BRUSSELS – The European Commission will delay asking members to approve a measure that would label oil from oil sands as worse for climate change than crude oil — a proposal that had been vigorously opposed by Canada, where such oil is produced.
The Commission will ask the EU's 27 environment ministers to vote on the measure early in 2013 rather than this June, Isaac Valero-Ladron, a spokesman for EU Commissioner for Climate Action Connie Hedegaard, said Friday.
In the interim, the Commission, the EU's executive arm, will study the proposed fuel quality law's impact on business and markets, as some EU countries had requested.

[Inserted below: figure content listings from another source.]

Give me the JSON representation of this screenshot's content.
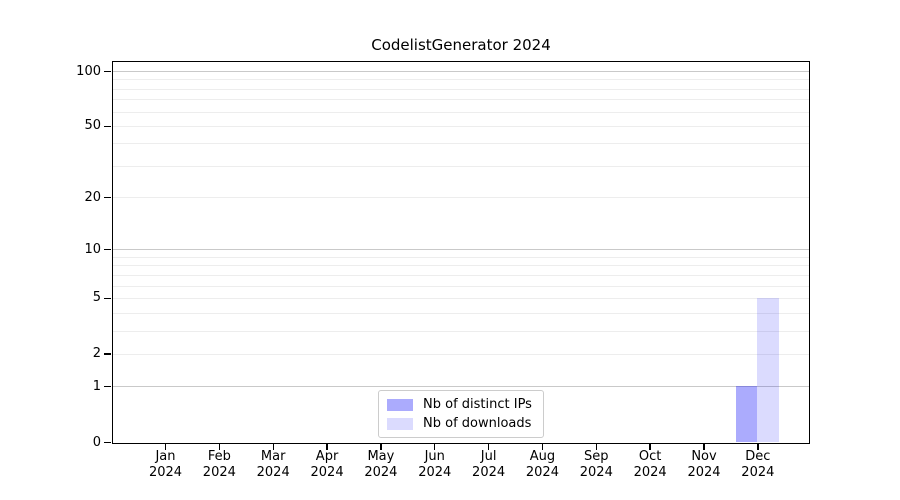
{
  "chart_data": {
    "type": "bar",
    "title": "CodelistGenerator 2024",
    "x": {
      "months": [
        "Jan",
        "Feb",
        "Mar",
        "Apr",
        "May",
        "Jun",
        "Jul",
        "Aug",
        "Sep",
        "Oct",
        "Nov",
        "Dec"
      ],
      "year": "2024"
    },
    "series": [
      {
        "name": "Nb of distinct IPs",
        "color": "rgba(0,0,250,0.33)",
        "values": [
          0,
          0,
          0,
          0,
          0,
          0,
          0,
          0,
          0,
          0,
          0,
          1
        ]
      },
      {
        "name": "Nb of downloads",
        "color": "rgba(0,0,250,0.14)",
        "values": [
          0,
          0,
          0,
          0,
          0,
          0,
          0,
          0,
          0,
          0,
          0,
          5
        ]
      }
    ],
    "y_axis": {
      "scale": "log1p",
      "ticks": [
        0,
        1,
        2,
        5,
        10,
        20,
        50,
        100
      ],
      "max": 112,
      "major_gridlines": [
        1,
        10,
        100
      ],
      "minor_gridlines": [
        2,
        3,
        4,
        5,
        6,
        7,
        8,
        9,
        20,
        30,
        40,
        50,
        60,
        70,
        80,
        90
      ]
    },
    "legend_position": "bottom-center",
    "colors": {
      "grid_major": "#c9c9c9",
      "grid_minor": "#ededed",
      "spine": "#000000",
      "background": "#ffffff"
    }
  }
}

The delay reflects an attempt to build support for a proposal that has been the subject of intense lobbying by Canadian officials, and the recipient of only shaky support within the European Union. In February, an EU committee failed to reach a definite decision on the measure, neither approving it nor killing it.

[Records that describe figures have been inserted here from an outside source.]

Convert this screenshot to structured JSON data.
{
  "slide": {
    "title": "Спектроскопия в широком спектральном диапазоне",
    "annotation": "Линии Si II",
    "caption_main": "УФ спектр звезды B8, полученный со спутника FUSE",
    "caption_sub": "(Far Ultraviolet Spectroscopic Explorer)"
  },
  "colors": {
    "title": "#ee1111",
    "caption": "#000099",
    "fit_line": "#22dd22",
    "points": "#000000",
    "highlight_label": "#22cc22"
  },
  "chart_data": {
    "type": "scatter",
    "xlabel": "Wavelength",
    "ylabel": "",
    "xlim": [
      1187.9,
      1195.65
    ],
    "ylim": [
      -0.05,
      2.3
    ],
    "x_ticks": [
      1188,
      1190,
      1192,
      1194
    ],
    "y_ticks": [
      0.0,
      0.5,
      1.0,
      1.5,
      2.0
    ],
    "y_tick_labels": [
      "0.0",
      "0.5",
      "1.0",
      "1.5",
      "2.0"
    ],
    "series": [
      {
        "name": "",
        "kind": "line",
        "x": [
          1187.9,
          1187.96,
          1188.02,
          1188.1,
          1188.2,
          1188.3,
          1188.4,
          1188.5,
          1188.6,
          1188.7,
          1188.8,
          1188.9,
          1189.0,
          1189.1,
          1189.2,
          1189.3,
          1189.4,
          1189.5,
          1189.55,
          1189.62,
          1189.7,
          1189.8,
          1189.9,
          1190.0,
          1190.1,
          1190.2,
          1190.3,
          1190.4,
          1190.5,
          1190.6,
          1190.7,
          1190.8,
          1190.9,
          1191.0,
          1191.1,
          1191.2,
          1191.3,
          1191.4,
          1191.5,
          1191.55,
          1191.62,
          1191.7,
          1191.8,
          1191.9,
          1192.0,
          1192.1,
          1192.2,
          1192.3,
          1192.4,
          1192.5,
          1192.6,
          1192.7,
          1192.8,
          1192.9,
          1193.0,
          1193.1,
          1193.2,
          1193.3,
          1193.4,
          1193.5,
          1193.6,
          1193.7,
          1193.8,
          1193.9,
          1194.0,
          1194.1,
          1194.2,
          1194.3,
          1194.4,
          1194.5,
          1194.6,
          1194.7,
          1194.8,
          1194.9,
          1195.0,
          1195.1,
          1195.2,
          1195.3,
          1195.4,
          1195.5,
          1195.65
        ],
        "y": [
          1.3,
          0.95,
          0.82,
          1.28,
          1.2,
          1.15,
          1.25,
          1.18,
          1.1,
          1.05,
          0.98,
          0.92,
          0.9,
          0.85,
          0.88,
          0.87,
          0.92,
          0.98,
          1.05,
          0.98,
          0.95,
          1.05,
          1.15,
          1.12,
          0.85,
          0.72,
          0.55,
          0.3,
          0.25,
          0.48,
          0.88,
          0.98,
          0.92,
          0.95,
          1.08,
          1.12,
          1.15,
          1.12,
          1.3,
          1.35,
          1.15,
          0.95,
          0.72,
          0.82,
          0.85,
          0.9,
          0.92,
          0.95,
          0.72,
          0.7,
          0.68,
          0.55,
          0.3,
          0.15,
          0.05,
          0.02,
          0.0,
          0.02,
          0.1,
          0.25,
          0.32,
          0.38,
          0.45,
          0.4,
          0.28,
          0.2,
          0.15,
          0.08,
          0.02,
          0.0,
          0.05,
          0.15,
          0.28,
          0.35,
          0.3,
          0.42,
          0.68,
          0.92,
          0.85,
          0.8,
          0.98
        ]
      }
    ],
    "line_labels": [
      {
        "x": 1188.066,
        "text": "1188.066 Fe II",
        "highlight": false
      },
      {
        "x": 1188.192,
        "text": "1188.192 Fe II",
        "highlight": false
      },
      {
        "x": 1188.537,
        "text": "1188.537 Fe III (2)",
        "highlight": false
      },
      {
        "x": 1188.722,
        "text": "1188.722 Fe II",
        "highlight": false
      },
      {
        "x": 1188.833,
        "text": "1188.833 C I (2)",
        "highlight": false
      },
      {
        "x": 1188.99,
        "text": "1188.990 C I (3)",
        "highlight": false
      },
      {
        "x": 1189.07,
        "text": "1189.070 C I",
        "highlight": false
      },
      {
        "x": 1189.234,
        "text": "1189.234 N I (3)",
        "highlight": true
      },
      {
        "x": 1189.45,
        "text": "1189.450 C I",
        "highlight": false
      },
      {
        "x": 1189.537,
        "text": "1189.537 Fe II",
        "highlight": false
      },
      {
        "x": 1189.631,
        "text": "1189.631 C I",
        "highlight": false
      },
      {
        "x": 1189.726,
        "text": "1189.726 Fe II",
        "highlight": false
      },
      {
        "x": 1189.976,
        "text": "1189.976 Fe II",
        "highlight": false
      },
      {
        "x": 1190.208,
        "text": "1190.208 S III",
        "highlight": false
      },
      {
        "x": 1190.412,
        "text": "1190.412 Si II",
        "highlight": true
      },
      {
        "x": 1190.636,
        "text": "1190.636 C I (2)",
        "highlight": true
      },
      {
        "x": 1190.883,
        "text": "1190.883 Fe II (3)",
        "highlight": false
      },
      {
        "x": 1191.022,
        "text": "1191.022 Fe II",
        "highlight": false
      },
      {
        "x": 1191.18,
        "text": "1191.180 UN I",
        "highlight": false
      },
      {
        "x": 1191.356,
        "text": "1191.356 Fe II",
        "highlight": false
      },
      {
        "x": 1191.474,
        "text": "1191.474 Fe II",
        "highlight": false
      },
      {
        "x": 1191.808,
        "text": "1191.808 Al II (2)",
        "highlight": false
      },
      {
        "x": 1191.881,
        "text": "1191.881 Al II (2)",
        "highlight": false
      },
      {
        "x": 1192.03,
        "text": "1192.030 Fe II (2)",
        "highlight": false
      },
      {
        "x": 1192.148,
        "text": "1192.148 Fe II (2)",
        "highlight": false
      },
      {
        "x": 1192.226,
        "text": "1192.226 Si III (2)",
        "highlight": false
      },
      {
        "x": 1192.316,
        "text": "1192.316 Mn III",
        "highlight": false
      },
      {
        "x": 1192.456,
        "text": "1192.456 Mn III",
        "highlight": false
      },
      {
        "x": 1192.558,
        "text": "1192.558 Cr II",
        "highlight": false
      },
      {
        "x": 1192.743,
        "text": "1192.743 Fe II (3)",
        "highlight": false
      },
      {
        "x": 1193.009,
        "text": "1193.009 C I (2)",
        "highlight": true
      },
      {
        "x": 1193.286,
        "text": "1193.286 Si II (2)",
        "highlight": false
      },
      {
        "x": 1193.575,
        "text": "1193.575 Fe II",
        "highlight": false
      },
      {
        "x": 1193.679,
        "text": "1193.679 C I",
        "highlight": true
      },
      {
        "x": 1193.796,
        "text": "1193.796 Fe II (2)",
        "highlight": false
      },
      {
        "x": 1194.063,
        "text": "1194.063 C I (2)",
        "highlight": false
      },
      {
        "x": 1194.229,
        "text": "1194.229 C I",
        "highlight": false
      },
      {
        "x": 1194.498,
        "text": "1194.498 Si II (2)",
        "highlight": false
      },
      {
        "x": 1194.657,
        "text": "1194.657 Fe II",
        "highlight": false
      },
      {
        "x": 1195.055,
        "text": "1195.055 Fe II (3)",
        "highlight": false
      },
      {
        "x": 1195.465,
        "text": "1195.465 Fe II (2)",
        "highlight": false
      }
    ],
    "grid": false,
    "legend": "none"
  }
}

"The idea is to present members an even more solid basis for decision," Valero-Ladron said of the study.
Canada's minister of natural resources, Joe Oliver, welcomed the proposed review and said Canada would cooperate with it.

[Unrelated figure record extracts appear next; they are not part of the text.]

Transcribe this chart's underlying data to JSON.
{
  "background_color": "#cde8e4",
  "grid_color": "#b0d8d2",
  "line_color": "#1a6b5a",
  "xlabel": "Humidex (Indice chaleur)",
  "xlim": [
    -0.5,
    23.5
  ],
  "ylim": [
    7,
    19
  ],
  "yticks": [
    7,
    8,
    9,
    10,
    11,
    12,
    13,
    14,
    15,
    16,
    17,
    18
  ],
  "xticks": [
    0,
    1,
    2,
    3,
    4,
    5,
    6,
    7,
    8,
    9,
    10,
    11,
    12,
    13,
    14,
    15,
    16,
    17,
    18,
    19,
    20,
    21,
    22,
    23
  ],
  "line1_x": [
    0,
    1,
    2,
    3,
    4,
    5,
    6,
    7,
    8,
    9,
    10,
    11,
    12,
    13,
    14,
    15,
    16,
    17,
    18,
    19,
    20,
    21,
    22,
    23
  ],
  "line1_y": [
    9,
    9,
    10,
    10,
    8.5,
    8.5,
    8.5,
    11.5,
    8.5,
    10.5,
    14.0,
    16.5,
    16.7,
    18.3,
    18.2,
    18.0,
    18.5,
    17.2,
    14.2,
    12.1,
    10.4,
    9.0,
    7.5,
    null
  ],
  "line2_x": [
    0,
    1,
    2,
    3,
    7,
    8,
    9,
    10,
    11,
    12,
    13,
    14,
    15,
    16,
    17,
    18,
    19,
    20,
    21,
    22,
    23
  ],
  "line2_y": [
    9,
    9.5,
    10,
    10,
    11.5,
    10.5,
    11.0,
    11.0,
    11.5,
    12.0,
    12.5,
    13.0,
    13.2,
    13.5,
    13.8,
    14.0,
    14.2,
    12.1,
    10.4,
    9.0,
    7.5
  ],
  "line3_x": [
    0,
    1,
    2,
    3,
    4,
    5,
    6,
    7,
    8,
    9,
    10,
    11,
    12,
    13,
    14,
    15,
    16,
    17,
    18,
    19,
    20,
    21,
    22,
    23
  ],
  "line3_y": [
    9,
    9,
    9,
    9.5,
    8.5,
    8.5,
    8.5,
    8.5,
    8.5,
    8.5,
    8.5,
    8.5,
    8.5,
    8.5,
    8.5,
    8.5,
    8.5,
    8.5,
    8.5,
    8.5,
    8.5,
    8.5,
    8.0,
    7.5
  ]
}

"We hope that the European Commission will conduct a full impact assessment that deals with the potential costs of this measure to consumers and also the potential costs to the EU's economy," Oliver said in a statement.
The proposal in question is a revision of the EU's Fuel Quality Directive, which sets a mandatory target for fuel producers and suppliers to reduce the carbon emitted by fuels by 6 percent from 2010 levels by the year 2020. While it would not ban oil from oil sands from being imported into the EU, the proposal would assign that oil a bigger carbon footprint than average crude oil.
Opponents of the proposal say, in practice, that would amount to an import ban.
Oil sands, also known as tar sands, are sand and rock that contain crude bitumen, a heavy, viscous form of crude oil. Canada's western province of Alberta has the world's third-largest oil reserves after Saudi Arabia and Venezuela, with more than 170 billion barrels.
Under the European Commission proposal, oil extracted from oil sands would be deemed to emit 22 percent more greenhouse gas by weight than the average for crude oil. It would apply to such oil produced in Canada and Venezuela.
Canada currently sells very little oil to Europe, but those in the industry fear a "dirty oil" label there could set a dangerous precedent.
Greenhouse gases, primarily carbon dioxide, are believed to contribute to the warming of the earth's climate.
Canada has threatened to take the EU to the World Trade Organization if it singled out that type of oil as worse for the environment than others. But the European Commission, the EU's executive branch, contends that science justifies its proposal.
The measure is also supported by environmental groups such as Friends of the Earth Europe and Greenpeace.